Other studies have shown that replication of HIV-1 in human cells in the presence of CsA selects for two mutations in CA, A92E and G94D, that obviate the requirement for CypA, i.e., they confer on HIV-1 the ability to replicate in the presence of CsA (
1). While these mutations do not themselves appear to affect CypA-CA binding (
8), they do reverse the infectivity defect observed in CypA binding site mutant HIV-1 capsids (
8,
45). Remarkably, when present in isolation, A92E and G94D render HIV-1 replication dependent on CsA or CypA binding site mutations in some human cell lines, such as HeLa-CD4 and H9 (
1,
45). In other cell lines, such as Jurkat, the mutations confer CsA resistance but not dependence (
8,
45).
In this study we show that manipulations which prevent the CypA-CA interaction during HIV-1 assembly or production generally have little or no effect on HIV-1 infectivity.
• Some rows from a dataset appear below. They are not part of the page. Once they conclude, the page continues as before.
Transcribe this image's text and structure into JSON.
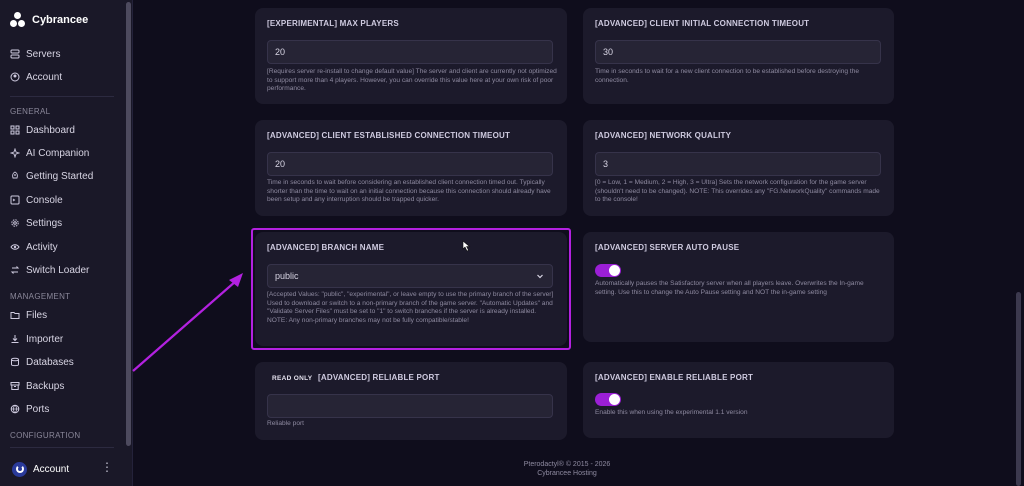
{
  "brand": {
    "name": "Cybrancee"
  },
  "nav_top": [
    {
      "label": "Servers",
      "icon": "server-icon"
    },
    {
      "label": "Account",
      "icon": "user-circle-icon"
    }
  ],
  "sections": {
    "general": "GENERAL",
    "management": "MANAGEMENT",
    "configuration": "CONFIGURATION"
  },
  "nav_general": [
    {
      "label": "Dashboard",
      "icon": "grid-icon"
    },
    {
      "label": "AI Companion",
      "icon": "sparkle-icon"
    },
    {
      "label": "Getting Started",
      "icon": "rocket-icon"
    },
    {
      "label": "Console",
      "icon": "terminal-icon"
    },
    {
      "label": "Settings",
      "icon": "gear-icon"
    },
    {
      "label": "Activity",
      "icon": "eye-icon"
    },
    {
      "label": "Switch Loader",
      "icon": "swap-icon"
    }
  ],
  "nav_management": [
    {
      "label": "Files",
      "icon": "folder-icon"
    },
    {
      "label": "Importer",
      "icon": "download-icon"
    },
    {
      "label": "Databases",
      "icon": "database-icon"
    },
    {
      "label": "Backups",
      "icon": "archive-icon"
    },
    {
      "label": "Ports",
      "icon": "network-icon"
    }
  ],
  "account_footer": {
    "label": "Account",
    "menu_glyph": "⋮"
  },
  "cards": {
    "max_players": {
      "title": "[EXPERIMENTAL] MAX PLAYERS",
      "value": "20",
      "help": "[Requires server re-install to change default value] The server and client are currently not optimized to support more than 4 players. However, you can override this value here at your own risk of poor performance."
    },
    "client_initial_timeout": {
      "title": "[ADVANCED] CLIENT INITIAL CONNECTION TIMEOUT",
      "value": "30",
      "help": "Time in seconds to wait for a new client connection to be established before destroying the connection."
    },
    "client_established_timeout": {
      "title": "[ADVANCED] CLIENT ESTABLISHED CONNECTION TIMEOUT",
      "value": "20",
      "help": "Time in seconds to wait before considering an established client connection timed out. Typically shorter than the time to wait on an initial connection because this connection should already have been setup and any interruption should be trapped quicker."
    },
    "network_quality": {
      "title": "[ADVANCED] NETWORK QUALITY",
      "value": "3",
      "help": "[0 = Low, 1 = Medium, 2 = High, 3 = Ultra] Sets the network configuration for the game server (shouldn't need to be changed). NOTE: This overrides any \"FG.NetworkQuality\" commands made to the console!"
    },
    "branch_name": {
      "title": "[ADVANCED] BRANCH NAME",
      "value": "public",
      "help": "[Accepted Values: \"public\", \"experimental\", or leave empty to use the primary branch of the server] Used to download or switch to a non-primary branch of the game server. \"Automatic Updates\" and \"Validate Server Files\" must be set to \"1\" to switch branches if the server is already installed. NOTE: Any non-primary branches may not be fully compatible/stable!"
    },
    "server_auto_pause": {
      "title": "[ADVANCED] SERVER AUTO PAUSE",
      "enabled": true,
      "help": "Automatically pauses the Satisfactory server when all players leave. Overwrites the In-game setting. Use this to change the Auto Pause setting and NOT the in-game setting"
    },
    "reliable_port": {
      "badge": "READ ONLY",
      "title": "[ADVANCED] RELIABLE PORT",
      "value": "",
      "help": "Reliable port"
    },
    "enable_reliable_port": {
      "title": "[ADVANCED] ENABLE RELIABLE PORT",
      "enabled": true,
      "help": "Enable this when using the experimental 1.1 version"
    }
  },
  "footer": {
    "line1": "Pterodactyl® © 2015 - 2026",
    "line2": "Cybrancee Hosting"
  },
  "colors": {
    "accent": "#9b1fd6",
    "highlight": "#b321e0",
    "background": "#0f0d1c",
    "card": "#1c1a2b"
  }
}
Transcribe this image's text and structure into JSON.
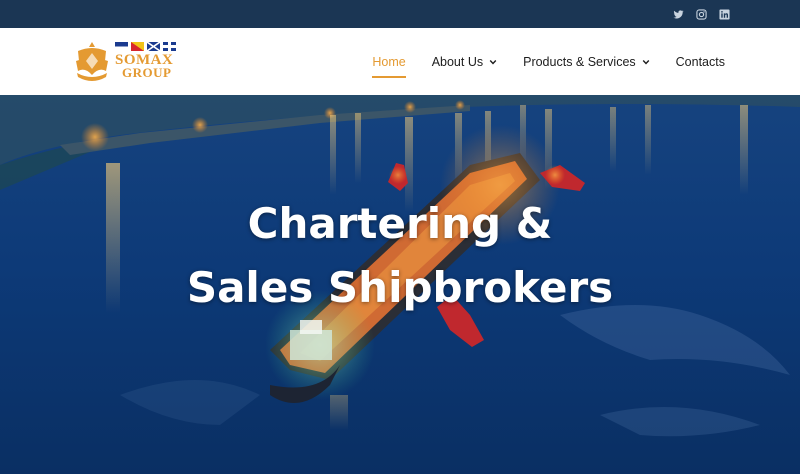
{
  "topbar": {
    "social": [
      {
        "icon": "twitter-icon"
      },
      {
        "icon": "instagram-icon"
      },
      {
        "icon": "linkedin-icon"
      }
    ]
  },
  "logo": {
    "line1": "SOMAX",
    "line2": "GROUP"
  },
  "nav": {
    "items": [
      {
        "label": "Home",
        "active": true
      },
      {
        "label": "About Us",
        "dropdown": true
      },
      {
        "label": "Products & Services",
        "dropdown": true
      },
      {
        "label": "Contacts"
      }
    ]
  },
  "hero": {
    "title_line1": "Chartering &",
    "title_line2": "Sales Shipbrokers"
  },
  "colors": {
    "accent": "#e49a32",
    "topbar": "#1b3654",
    "header_bg": "#ffffff",
    "sea": "#0b3b78"
  }
}
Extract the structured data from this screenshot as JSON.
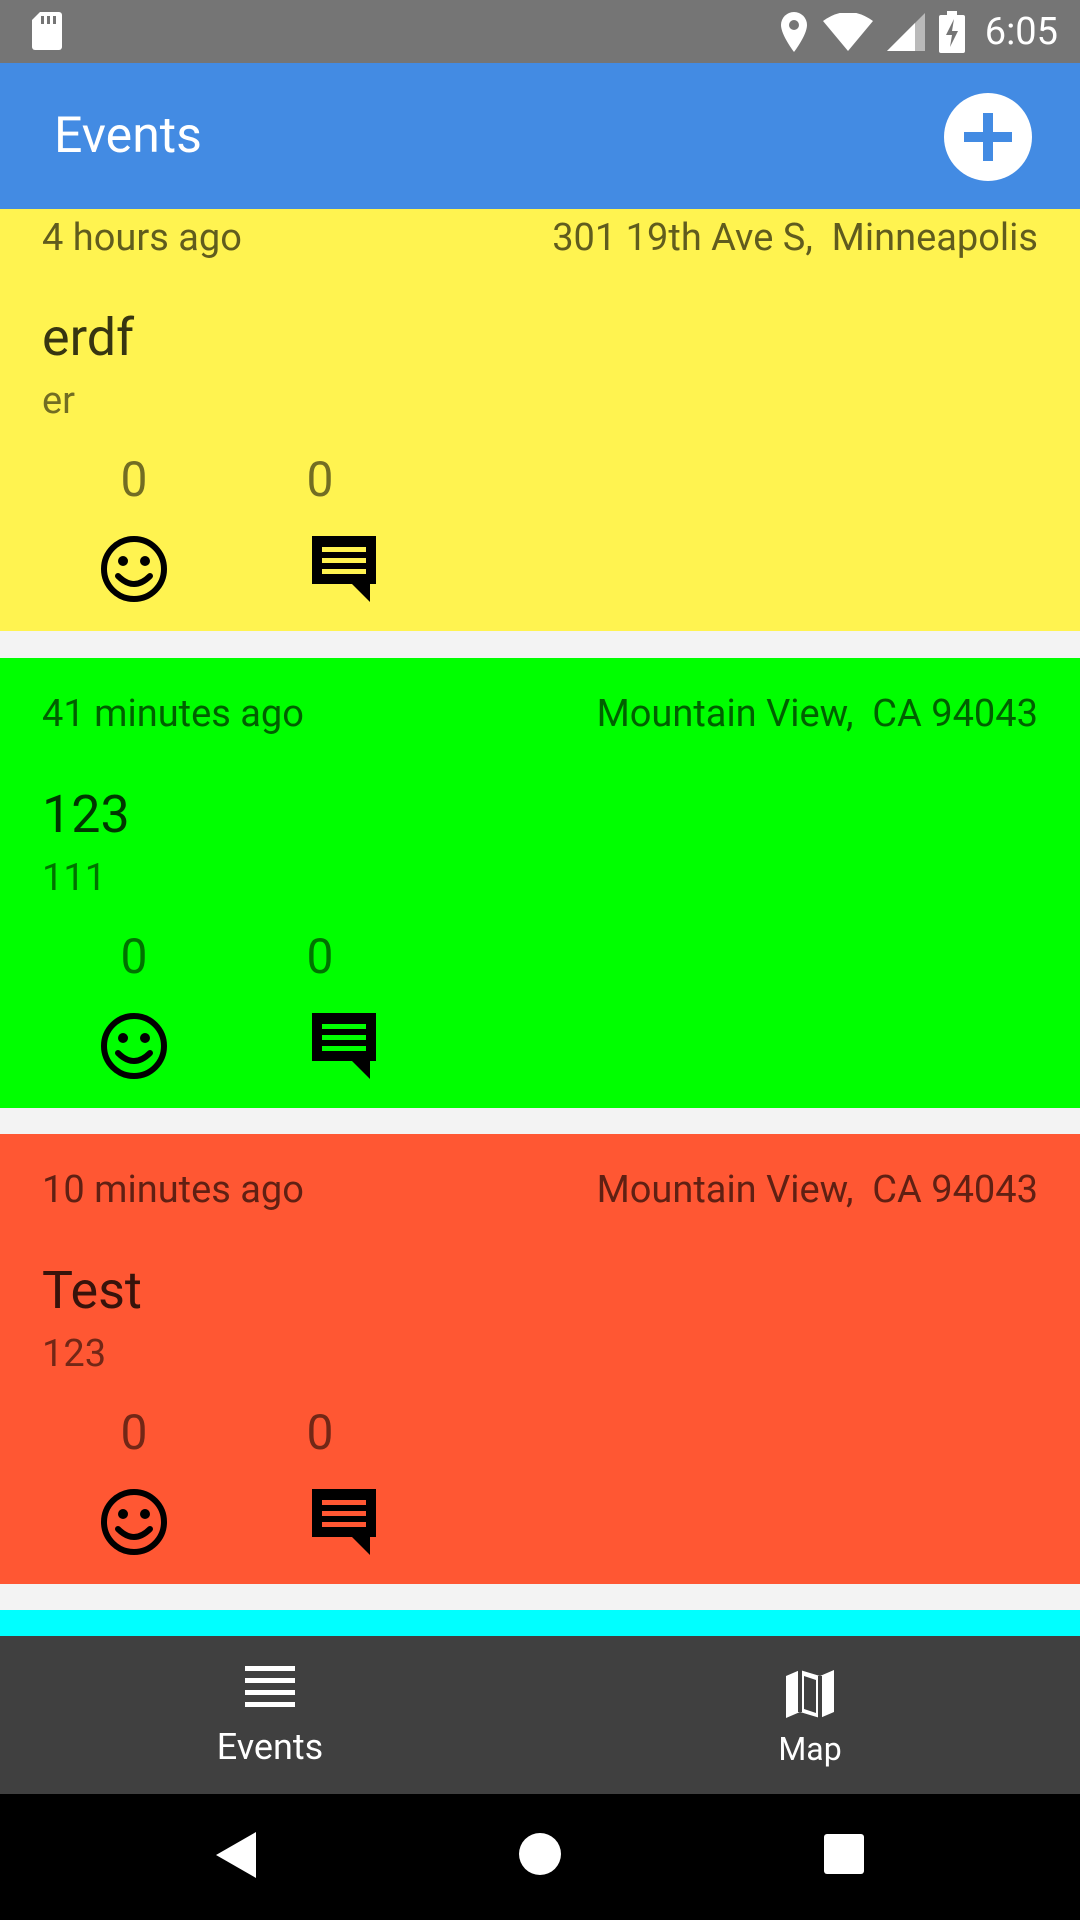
{
  "status_bar": {
    "time": "6:05"
  },
  "app_bar": {
    "title": "Events",
    "add_icon": "plus-circle-icon"
  },
  "events": [
    {
      "time": "4 hours ago",
      "location": "301 19th Ave S,  Minneapolis",
      "title": "erdf",
      "description": "er",
      "likes": "0",
      "comments": "0",
      "color": "#fff350"
    },
    {
      "time": "41 minutes ago",
      "location": "Mountain View,  CA 94043",
      "title": "123",
      "description": "111",
      "likes": "0",
      "comments": "0",
      "color": "#00ff00"
    },
    {
      "time": "10 minutes ago",
      "location": "Mountain View,  CA 94043",
      "title": "Test",
      "description": "123",
      "likes": "0",
      "comments": "0",
      "color": "#ff5733"
    }
  ],
  "partial_card_color": "#00ffff",
  "bottom_nav": {
    "events_label": "Events",
    "map_label": "Map",
    "events_icon": "list-icon",
    "map_icon": "map-icon"
  },
  "colors": {
    "app_bar": "#438be3",
    "status_bar": "#757575",
    "bottom_nav": "#404040"
  }
}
Moreover, CA mutations A92E and G94D, which confer CsA resistance or dependence, do not manifest their effects during virus production but do affect the progression of early phases of the HIV-1 life cycle and do so in a target cell type-dependent manner. Thus, cyclophilin-CA interactions that occur in human target cells, rather than during virus production, are major determinants of CsA and cyclophilin effects on HIV-1 replication. Moreover, the phenotype of HIV-1 mutants that require CsA for infection of human cells is reminiscent of that of wild-type HIV-1 in owl monkey cells (
40). These facts, and the finding that the A92E mutation reverses the ability of CypA binding site mutant HIV-1 CA to saturate Ref1/TRIM5α in human TE671 cells (
19), are consistent with the notion that sequences in and around the CypA binding site influence recognition by species-specific restriction factors (
19,
29). Nevertheless, human and rhesus monkey versions of TRIM5α do not discriminate between wild-type and CsA-resistant or -dependent HIV-1.